Populismo sanitario

El Estado ha abandonado su papel primordial en materia de salud en la Argentina, trasladando obligaciones a las obras sociales y la medicina prepaga

A nadie se le ocurriría que el derecho a la vivienda obliga a los consorcios a entregar departamentos para los "sin techo"; o que los supermercados deban liberar sus góndolas para los hambrientos o que el derecho a educarse requiera abrir aulas de colegios privados a quienes no puedan pagar sus aranceles. Si a alguien le parece que son buenas ideas, llegó tarde. En 1917, Lenin las probó y dejó a Rusia sin alimento, ni educación, ni habitación. Cien años más tarde, la Argentina lo intenta de nuevo y experimenta con la salud. Una suerte de Perestroika, pero al revés.

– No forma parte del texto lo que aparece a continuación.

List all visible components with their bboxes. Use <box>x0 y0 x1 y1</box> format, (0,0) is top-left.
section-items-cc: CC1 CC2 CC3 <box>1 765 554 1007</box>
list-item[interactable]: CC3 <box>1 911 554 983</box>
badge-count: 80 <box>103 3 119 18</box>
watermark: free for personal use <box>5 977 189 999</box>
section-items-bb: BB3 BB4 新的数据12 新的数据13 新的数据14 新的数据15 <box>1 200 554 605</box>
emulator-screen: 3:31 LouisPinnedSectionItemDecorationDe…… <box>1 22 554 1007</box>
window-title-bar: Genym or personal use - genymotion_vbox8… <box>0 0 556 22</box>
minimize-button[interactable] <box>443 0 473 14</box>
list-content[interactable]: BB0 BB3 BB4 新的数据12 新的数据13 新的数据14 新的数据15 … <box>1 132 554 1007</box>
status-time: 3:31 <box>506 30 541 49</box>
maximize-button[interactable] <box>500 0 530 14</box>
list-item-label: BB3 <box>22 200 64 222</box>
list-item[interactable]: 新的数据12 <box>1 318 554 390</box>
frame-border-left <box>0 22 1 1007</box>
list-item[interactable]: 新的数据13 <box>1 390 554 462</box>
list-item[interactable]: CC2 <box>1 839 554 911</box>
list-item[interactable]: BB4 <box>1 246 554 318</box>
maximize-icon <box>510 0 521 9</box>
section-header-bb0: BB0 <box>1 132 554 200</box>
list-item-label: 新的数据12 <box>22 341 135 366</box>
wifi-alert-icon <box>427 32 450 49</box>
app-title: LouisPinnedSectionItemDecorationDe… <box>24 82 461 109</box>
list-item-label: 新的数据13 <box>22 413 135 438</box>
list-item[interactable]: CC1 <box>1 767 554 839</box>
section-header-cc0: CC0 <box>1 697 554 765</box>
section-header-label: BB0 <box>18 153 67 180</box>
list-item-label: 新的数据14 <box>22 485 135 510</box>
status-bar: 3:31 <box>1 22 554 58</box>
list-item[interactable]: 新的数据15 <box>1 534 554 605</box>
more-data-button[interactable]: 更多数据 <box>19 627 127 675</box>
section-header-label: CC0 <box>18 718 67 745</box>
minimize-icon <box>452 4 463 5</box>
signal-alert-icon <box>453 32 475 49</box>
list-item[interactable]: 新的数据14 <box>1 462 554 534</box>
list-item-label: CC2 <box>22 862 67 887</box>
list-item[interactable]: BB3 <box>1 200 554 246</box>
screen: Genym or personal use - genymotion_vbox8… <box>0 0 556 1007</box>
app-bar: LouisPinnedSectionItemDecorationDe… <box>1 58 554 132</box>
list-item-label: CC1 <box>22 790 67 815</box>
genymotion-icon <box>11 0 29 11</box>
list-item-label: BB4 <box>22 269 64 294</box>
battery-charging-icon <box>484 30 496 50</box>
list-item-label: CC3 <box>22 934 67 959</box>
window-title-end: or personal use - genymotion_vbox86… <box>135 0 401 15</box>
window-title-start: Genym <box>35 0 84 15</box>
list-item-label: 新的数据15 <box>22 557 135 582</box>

La moderna concepción de los derechos humanos incluye bienes inalienables, como el derecho a la vida, la salud, la vivienda, la educación y la alimentación. Los tratados internacionales y las constituciones nacionales confieren legitimidad a las personas para reclamar esos derechos ante la Justicia. Toda la sociedad está obligada a respetarlos. Pero para hacerlos efectivos, incurriendo un esfuerzo económico en beneficio de toda la población, la obligación es sólo del Estado. El Estado es el único que tiene el poder fiscal y el poder regulatorio para concretar una acción solidaria, satisfaciendo los objetivos igualitarios con visión de conjunto.

Sin embargo, en materia de salud, todo es distinto. Se quemaron los papeles con un fósforo que se encendió en el vértice de la Justicia y que se propagó por los tribunales de todo el país. Como afecta la vida y por tanto, la autonomía personal, el derecho a la salud se considera un derecho "absoluto" por encima de toda norma que pretendiese limitarlo. Por tanto, los magistrados consideran estar facultados para exigirlo ante cualquier prestador o financiador que actúe en el ámbito sanitario, público o privado, grande o pequeño, nacional o provincial.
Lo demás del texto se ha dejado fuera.